Bei der SPD knirschen bestimmt wieder welche mit den Zähnen. Leyen lächelt. Ursula von der Leyen, 59 Jahre, seit 2005 Bundesministerin – aus Merkels erstem Kabinett ist sie die letzte Verbliebene. Für Wolfgang Schäuble war kein Platz mehr, Thomas de Maizière musste gehen. Leyen nicht. Womöglich war sie selbst die Einzige, die sich darüber zumindest kurz wunderte. Als die Regierung endlich zustande gekommen war, konnte man die sonst so Distanzierte regelrecht aufgekratzt in die erste Fraktionssitzung danach tänzeln und Leuten, die sie kannte, schelmisch auf die Schulter klapsen sehen.

„Der Augenblick des Überlebens“, hat Elias Canetti geschrieben, „ist der Augenblick der Macht.“ Der Philosoph meinte das Überleben im Krieg, doch der Satz gilt im Politischen ebenso. Nur wer überlebt, gewinnt Zukunft. Und dass Leyen so, wie sie mit Merkel kam, demnächst mit Merkel gehen will, glaubt ja keiner. Die Frage ist nur: Wohin dann?

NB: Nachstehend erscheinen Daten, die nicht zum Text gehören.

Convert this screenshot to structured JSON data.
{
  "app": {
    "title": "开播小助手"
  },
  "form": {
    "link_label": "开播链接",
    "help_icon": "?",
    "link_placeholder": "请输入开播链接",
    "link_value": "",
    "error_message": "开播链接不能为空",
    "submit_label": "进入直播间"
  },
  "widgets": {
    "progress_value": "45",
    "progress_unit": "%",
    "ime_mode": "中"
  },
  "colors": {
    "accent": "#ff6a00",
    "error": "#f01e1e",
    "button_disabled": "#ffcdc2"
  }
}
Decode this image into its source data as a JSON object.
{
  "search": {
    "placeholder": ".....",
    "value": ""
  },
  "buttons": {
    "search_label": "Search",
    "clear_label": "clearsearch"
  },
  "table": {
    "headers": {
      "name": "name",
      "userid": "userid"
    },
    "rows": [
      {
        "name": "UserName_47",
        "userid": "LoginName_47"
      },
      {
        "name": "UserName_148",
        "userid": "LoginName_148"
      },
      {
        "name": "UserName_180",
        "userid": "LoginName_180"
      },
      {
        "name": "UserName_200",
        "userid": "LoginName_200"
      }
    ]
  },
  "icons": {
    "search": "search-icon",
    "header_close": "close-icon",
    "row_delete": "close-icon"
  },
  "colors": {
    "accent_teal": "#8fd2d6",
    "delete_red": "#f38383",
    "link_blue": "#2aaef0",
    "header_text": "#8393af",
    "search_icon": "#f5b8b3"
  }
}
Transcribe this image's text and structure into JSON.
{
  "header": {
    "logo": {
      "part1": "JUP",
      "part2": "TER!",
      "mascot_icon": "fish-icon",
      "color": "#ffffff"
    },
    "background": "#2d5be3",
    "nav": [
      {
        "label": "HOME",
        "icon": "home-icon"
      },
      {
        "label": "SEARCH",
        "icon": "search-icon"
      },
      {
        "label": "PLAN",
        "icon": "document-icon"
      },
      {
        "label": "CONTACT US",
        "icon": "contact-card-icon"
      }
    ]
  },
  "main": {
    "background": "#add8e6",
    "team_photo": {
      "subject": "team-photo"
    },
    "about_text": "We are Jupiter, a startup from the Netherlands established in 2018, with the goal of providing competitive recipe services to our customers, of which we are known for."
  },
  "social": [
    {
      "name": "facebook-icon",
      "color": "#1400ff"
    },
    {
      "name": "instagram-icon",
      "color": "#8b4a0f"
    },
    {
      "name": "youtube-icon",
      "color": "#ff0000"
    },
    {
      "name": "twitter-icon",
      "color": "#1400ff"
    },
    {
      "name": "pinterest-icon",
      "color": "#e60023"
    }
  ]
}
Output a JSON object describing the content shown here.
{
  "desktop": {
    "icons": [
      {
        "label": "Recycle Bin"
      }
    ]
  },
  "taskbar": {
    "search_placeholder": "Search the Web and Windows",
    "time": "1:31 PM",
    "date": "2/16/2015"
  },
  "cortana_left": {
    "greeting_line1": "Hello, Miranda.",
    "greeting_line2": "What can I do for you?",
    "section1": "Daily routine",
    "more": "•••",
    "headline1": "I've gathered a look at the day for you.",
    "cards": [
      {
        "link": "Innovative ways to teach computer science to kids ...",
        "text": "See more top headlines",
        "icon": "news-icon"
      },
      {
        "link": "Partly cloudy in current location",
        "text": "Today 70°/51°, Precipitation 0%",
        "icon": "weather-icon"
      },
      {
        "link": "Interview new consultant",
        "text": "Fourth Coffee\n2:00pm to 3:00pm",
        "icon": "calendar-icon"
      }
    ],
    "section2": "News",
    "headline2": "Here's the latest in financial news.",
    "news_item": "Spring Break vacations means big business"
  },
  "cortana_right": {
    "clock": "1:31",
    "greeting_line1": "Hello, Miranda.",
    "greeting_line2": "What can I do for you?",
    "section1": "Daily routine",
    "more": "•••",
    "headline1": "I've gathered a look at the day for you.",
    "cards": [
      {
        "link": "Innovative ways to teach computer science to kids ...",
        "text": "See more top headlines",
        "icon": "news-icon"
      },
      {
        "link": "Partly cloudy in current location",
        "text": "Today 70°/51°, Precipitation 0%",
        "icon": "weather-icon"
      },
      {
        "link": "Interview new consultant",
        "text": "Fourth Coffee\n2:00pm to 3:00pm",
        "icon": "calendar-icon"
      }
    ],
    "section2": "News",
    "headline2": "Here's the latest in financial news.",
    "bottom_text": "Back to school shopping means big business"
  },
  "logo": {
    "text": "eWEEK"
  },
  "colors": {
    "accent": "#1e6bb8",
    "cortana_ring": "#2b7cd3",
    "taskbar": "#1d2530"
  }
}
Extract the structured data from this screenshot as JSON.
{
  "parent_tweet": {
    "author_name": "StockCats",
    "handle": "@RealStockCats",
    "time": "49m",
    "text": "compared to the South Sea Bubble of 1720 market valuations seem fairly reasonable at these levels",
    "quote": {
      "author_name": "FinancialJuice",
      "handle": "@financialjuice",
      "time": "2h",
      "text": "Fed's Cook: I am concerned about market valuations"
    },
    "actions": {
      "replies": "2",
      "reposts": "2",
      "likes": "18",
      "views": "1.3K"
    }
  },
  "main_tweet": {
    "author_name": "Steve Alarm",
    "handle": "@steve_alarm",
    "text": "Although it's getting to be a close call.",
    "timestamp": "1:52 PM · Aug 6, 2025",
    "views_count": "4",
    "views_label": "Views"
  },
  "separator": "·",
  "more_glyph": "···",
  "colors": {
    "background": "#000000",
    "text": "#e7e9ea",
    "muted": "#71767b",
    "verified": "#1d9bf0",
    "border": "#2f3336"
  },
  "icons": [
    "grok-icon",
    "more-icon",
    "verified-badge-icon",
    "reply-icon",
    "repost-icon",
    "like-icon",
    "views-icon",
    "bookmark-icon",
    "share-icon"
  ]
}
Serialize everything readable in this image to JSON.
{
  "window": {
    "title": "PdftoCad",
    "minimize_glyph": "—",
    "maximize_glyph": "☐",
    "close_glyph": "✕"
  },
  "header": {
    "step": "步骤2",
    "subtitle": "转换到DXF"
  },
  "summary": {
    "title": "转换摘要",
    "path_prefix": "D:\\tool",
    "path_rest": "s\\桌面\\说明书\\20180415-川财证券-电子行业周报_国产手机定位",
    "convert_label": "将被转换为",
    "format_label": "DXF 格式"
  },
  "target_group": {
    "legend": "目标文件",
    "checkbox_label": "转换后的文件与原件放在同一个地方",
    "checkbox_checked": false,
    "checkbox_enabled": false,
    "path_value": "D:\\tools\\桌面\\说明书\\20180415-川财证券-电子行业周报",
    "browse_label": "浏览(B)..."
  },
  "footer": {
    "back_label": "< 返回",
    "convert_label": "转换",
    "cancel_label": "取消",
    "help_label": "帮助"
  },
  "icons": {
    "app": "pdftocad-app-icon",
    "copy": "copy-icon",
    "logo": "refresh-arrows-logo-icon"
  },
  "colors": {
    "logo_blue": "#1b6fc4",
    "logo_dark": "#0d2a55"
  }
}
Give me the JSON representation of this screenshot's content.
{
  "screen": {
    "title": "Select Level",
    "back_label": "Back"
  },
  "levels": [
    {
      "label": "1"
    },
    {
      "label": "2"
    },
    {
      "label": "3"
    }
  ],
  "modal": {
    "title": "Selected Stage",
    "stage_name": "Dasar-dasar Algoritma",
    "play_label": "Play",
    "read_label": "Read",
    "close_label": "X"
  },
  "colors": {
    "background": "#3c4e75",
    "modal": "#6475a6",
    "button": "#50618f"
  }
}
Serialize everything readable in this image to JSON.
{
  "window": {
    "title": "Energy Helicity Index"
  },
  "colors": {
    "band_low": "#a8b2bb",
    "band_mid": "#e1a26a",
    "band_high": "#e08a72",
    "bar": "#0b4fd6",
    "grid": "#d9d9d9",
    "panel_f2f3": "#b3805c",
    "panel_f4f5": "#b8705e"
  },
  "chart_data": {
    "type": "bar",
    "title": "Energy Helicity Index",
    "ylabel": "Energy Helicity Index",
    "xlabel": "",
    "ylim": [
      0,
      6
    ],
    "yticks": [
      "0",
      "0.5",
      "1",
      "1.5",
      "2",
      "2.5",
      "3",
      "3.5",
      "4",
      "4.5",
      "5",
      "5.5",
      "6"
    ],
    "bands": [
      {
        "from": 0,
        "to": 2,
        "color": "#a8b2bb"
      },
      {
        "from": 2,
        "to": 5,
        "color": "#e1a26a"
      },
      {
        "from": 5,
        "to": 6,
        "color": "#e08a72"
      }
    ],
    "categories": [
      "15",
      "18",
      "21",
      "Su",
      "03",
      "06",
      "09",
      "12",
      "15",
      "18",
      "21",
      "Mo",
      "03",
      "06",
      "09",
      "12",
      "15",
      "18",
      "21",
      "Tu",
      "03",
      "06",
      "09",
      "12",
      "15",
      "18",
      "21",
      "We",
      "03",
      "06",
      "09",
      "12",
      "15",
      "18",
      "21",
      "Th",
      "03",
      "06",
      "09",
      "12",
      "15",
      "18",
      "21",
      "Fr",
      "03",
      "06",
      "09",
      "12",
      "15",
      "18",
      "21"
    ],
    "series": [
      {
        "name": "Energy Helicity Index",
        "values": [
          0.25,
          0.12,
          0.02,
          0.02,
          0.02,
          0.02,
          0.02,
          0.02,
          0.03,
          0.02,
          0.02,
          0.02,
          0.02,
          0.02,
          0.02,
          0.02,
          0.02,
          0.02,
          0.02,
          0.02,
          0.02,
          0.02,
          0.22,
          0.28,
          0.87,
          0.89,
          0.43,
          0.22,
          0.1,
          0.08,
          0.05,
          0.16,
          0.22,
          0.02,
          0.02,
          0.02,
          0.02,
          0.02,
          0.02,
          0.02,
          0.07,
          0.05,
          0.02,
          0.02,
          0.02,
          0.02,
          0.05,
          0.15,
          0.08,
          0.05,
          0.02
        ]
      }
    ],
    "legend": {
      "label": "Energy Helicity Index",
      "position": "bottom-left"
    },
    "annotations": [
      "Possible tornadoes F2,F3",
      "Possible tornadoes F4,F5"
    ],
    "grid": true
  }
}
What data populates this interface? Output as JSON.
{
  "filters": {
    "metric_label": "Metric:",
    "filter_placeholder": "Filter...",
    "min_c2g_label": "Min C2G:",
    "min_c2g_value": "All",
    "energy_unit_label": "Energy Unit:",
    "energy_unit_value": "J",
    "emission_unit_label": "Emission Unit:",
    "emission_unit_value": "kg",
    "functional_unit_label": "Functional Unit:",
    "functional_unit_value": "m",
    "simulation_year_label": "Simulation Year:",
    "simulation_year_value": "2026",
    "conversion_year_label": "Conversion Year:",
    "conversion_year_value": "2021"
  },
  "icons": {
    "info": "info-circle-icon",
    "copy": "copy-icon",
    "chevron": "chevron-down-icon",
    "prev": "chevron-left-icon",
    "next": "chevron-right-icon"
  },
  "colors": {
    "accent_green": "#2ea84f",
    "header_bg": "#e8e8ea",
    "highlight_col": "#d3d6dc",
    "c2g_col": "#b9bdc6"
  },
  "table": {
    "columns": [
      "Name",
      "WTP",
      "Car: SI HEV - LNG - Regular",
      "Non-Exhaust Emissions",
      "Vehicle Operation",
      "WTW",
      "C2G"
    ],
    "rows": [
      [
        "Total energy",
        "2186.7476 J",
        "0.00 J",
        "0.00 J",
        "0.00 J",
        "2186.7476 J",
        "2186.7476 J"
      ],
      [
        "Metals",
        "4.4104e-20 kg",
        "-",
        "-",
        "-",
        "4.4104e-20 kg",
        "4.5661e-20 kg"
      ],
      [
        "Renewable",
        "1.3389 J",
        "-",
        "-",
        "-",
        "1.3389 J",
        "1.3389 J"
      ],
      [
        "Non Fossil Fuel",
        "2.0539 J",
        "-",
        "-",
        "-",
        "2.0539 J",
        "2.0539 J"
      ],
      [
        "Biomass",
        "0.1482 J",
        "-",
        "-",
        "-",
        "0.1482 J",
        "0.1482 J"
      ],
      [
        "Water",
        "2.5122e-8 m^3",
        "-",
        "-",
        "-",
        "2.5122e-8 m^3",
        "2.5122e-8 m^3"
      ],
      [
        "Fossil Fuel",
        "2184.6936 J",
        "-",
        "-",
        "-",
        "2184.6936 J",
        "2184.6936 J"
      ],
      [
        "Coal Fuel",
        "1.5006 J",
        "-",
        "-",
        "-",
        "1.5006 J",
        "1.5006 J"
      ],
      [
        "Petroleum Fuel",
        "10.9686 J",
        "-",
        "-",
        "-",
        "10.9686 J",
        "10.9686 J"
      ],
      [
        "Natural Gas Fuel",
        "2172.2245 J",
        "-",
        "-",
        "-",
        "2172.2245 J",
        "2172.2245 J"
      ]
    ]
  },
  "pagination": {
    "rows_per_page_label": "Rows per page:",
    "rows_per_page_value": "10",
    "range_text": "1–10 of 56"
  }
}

In ihrem Ministerium ist gerade Generationswechsel

An einem freundlichen Abend im April steht die Ministerin auf dem Hof hinter dem Bendler-Block auf einem Podium. Vor ihr ist die Ehrengarde der Bundeswehr angetreten mit allem Pomp und Glanz zum Großen Zapfenstreich. Neben ihr nimmt ein Mann Haltung an, der auch einiges weiß übers Überleben. Volker Wieker war von Karl-Theodor zu Guttenberg zum Generalinspekteur berufen worden, unter de Maizière geblieben und von Leyen übernommen worden. Zwei Mal hat sie seine Pensionierung hinausgeschoben. Nun muss sie ihn ziehen lassen.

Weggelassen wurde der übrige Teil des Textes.